Deviations From Average Maximum Drawdown by Concentration, All Funds
Concentrated Funds Tend to Charge More, But Don’t Always Outperform
High-conviction strategies to be more expensive across both active and passive funds. This likely means fund managers can charge higher fees for their expertise and active decision-making, which require intensive research and are often marketed as offering greater alpha potential.
However, those higher fees don't always result in higher performance. Historically, concentrated funds have generated slightly lower average returns than diversified peers across most regions. This likely reflects cyclical factors as well.

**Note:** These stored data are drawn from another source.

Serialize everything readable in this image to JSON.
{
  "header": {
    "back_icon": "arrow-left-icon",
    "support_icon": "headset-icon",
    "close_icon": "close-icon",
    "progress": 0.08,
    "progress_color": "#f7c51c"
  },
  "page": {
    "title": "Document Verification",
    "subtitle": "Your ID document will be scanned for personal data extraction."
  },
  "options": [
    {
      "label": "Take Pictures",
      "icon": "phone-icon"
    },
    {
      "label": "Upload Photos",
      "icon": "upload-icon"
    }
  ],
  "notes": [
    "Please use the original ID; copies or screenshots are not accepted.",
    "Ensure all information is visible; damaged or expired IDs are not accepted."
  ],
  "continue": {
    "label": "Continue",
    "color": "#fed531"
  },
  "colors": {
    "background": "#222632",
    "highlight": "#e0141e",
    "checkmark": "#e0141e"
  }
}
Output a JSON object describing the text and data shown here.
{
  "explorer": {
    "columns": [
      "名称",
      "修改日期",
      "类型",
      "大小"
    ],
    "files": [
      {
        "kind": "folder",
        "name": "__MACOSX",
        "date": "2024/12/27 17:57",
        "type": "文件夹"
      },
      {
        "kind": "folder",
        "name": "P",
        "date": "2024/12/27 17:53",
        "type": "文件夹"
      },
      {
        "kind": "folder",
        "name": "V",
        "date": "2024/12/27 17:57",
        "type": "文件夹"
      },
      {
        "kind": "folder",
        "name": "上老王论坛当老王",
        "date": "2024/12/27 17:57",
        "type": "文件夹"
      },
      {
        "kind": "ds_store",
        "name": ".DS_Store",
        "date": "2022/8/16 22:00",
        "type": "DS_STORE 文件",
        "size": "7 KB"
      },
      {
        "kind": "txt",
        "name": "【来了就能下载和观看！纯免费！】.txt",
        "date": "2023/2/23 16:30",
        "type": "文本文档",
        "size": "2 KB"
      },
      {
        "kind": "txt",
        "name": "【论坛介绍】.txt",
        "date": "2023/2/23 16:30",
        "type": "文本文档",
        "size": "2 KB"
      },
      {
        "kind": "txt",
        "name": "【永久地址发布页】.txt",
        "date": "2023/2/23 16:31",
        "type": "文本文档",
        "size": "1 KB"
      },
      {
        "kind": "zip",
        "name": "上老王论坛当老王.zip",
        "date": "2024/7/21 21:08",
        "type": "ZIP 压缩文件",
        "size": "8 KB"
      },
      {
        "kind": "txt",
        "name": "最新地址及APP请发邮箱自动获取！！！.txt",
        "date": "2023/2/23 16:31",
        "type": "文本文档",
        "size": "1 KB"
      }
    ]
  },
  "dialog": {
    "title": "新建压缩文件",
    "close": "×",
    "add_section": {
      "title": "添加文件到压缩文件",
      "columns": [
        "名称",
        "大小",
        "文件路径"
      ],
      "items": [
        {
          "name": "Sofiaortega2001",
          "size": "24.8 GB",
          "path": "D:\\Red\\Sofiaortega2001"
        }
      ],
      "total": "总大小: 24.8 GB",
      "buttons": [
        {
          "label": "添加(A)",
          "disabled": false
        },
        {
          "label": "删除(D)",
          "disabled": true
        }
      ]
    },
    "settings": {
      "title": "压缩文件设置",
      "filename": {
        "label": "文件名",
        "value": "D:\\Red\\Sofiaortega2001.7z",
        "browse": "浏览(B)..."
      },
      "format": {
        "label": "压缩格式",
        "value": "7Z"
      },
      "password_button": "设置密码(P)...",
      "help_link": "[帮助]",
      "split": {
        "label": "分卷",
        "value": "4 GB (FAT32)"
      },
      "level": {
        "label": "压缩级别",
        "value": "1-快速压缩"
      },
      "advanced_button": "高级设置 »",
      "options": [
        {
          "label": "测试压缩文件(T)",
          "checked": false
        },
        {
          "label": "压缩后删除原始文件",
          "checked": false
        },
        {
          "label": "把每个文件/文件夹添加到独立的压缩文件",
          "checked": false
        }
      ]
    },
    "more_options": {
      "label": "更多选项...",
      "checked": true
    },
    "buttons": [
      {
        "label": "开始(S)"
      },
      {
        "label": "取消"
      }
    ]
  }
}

The most concentrated funds were the most expensive on average in all regions we examined.
Growth Funds Are the Most Concentrated Segment
Market leadership is increasingly dominated by a handful of high-growth mega-cap winners. While growth funds tend to weight their top 10 holdings higher, other factors also affect their market concentration.
Growth-oriented funds tend to hold fewer stocks, display heavier sector tilts, and carry lower diversification ratios. This trend has intensified over the past decade.
Concentration Scores by Morningstar Category (Average z-Scores)
Source: Authors’ calculation based on Morningstar Data. Data as of Sept. 30, 2025.
How Concentrated Are Our Highest-Rated Active Funds?
While concentration isn’t good or bad, diversification matters. More-diversified funds can be easier to own and carry lower risks of missing out on the few stocks that sometimes drive an outsize proportion of market gains.
The table below compares European active funds based on their concentration scores and pillars of the Morningstar Medalist Rating, a forward-looking assessment of a fund’s likelihood of outperformance.
Our Highest-Rated Active Funds and Their Overall Concentration Score
Source: Authors’ calculation based on Morningstar Data. Data as of September 30, 2025, for concentration score, and January 2026 elsewhere.
How to Use the Concentration Score
In Morningstar Direct, portfolio managers and asset allocators can use the score to:
- Get a fuller view of concentration beyond any single metric.
- Jointly account for the number of holdings, position weights, sector exposure, and return-based diversification.
- Compare concentration levels against fees and performance when evaluating investment opportunities.
- Monitor and detect changes in a managers' style and positioning.